I'm using an STM32L151 to communicate with a PC using USB CDC. I used the STM32 HAL libraries to create my project. I found that the USB sends data in 1 ms intervals, and each time 64 bytes are being sent. So, is the maximum speed of the USB CDC 64 kbyte/s? That is much lower than the USB Full Speed data rate of 12 Mbit/s. How can I reach this speed, or at least a fraction of this speed?
Some STM32 MCUs include two USB peripherals and support both OTG in FS and HS speeds.
USB communications device class (or USB CDC class) is a composite Universal Serial Bus device class. The communications device class is used for computer networking devices akin to a network card, providing an interface for transmitting Ethernet or ATM frames onto some physical media.

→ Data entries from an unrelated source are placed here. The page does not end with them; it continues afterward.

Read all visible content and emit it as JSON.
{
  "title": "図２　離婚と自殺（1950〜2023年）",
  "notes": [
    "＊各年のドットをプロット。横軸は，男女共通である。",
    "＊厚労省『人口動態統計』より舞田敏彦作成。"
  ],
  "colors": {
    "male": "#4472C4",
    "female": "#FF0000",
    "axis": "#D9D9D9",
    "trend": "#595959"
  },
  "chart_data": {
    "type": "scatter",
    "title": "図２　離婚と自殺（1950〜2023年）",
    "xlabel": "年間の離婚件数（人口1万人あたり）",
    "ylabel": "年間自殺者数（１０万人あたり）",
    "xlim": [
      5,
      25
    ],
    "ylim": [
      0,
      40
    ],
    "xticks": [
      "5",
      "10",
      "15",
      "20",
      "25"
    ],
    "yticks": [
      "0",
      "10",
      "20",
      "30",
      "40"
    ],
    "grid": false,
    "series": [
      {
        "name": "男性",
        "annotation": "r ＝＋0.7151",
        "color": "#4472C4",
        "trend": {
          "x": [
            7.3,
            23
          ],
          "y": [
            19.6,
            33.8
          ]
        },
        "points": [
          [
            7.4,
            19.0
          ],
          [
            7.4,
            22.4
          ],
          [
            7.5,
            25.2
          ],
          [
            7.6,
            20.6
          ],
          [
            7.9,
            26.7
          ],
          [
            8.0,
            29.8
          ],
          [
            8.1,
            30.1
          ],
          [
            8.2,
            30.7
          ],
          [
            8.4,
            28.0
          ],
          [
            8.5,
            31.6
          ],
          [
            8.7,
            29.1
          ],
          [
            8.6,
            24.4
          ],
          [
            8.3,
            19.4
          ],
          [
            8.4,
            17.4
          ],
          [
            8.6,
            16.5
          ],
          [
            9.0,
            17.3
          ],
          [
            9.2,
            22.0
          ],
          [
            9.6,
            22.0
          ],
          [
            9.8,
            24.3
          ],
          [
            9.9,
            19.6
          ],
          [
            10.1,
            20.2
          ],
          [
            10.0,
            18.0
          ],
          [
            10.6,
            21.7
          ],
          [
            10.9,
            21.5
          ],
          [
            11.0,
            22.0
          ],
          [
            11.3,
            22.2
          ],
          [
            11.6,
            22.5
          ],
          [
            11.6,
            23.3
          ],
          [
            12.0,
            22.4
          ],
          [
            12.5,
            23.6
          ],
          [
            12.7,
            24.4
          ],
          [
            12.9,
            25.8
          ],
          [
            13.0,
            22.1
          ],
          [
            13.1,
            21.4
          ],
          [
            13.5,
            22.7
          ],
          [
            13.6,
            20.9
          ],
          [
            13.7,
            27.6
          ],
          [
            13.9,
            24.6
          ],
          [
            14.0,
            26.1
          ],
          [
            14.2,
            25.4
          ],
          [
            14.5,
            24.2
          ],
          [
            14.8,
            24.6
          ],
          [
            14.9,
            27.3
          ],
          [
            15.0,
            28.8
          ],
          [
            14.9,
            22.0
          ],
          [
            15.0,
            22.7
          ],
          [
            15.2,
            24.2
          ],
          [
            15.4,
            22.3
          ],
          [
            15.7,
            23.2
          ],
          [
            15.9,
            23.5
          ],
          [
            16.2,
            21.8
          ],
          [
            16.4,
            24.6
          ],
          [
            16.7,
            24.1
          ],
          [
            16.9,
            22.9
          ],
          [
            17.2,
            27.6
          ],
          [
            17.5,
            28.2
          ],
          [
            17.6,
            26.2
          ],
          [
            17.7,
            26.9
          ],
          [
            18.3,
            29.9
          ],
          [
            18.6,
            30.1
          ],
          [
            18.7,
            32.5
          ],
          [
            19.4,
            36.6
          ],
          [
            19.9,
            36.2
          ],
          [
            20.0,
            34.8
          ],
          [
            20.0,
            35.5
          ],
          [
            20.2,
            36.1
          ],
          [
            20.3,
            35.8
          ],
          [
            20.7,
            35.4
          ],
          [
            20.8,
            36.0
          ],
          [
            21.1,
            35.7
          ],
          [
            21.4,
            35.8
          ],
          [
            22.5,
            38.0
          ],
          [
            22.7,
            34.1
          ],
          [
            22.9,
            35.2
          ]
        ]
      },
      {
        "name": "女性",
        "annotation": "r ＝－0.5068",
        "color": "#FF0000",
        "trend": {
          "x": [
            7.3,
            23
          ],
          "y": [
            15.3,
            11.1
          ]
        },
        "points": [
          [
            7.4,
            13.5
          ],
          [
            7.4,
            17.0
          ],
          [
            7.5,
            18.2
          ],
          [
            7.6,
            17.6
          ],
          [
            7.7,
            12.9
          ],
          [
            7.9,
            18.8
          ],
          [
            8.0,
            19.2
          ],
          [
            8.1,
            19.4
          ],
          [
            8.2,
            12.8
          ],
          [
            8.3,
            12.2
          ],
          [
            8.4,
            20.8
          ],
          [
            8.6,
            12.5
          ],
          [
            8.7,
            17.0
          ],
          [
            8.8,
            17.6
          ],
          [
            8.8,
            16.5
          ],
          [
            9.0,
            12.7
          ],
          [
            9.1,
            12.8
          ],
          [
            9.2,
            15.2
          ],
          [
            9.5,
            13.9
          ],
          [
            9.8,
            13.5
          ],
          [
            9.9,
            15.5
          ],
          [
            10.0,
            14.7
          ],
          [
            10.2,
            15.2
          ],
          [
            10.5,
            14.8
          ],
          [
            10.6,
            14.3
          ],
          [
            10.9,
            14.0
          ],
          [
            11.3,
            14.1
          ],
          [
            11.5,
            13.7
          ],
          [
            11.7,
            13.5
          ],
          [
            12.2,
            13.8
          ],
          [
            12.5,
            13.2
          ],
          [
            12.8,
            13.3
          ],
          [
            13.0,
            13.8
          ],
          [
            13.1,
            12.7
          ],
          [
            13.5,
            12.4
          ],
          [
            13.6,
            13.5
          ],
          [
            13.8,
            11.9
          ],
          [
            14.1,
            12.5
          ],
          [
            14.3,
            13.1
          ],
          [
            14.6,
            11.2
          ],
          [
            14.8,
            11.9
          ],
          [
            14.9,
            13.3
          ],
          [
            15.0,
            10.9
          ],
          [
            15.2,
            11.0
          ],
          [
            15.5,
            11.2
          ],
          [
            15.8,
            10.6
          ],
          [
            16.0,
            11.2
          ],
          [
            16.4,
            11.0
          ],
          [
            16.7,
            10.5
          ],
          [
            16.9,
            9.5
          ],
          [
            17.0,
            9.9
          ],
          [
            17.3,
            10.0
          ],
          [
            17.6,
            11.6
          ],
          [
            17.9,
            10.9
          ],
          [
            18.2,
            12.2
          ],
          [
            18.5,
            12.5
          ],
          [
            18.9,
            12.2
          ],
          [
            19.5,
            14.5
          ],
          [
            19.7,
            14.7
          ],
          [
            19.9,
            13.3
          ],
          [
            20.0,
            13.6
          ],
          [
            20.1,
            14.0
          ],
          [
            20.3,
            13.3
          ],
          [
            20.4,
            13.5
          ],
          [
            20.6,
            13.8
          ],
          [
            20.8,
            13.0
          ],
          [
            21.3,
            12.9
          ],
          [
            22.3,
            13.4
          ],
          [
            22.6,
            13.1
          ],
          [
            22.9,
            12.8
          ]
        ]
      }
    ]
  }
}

A subset of the USB Communication Device Class (CDC) can be used to emulate a serial port providing a virtual COM port UART interface. This allows developers to use legacy applications with new products using the same COM port interface as before, with few hardware and software modifications.
Nope. If your code is "fast enough", the maximum CDC speed is about 1MByte/sec
. This may require a big (>1KB) FIFO on the device side. Oh, and the PC side must be able to read the data fast enough, e.g. with big buffers.
The 64KByte/s limit applies for USB HID which uses interrupt endpoints. USB CDC interface uses faster bulk endpoints.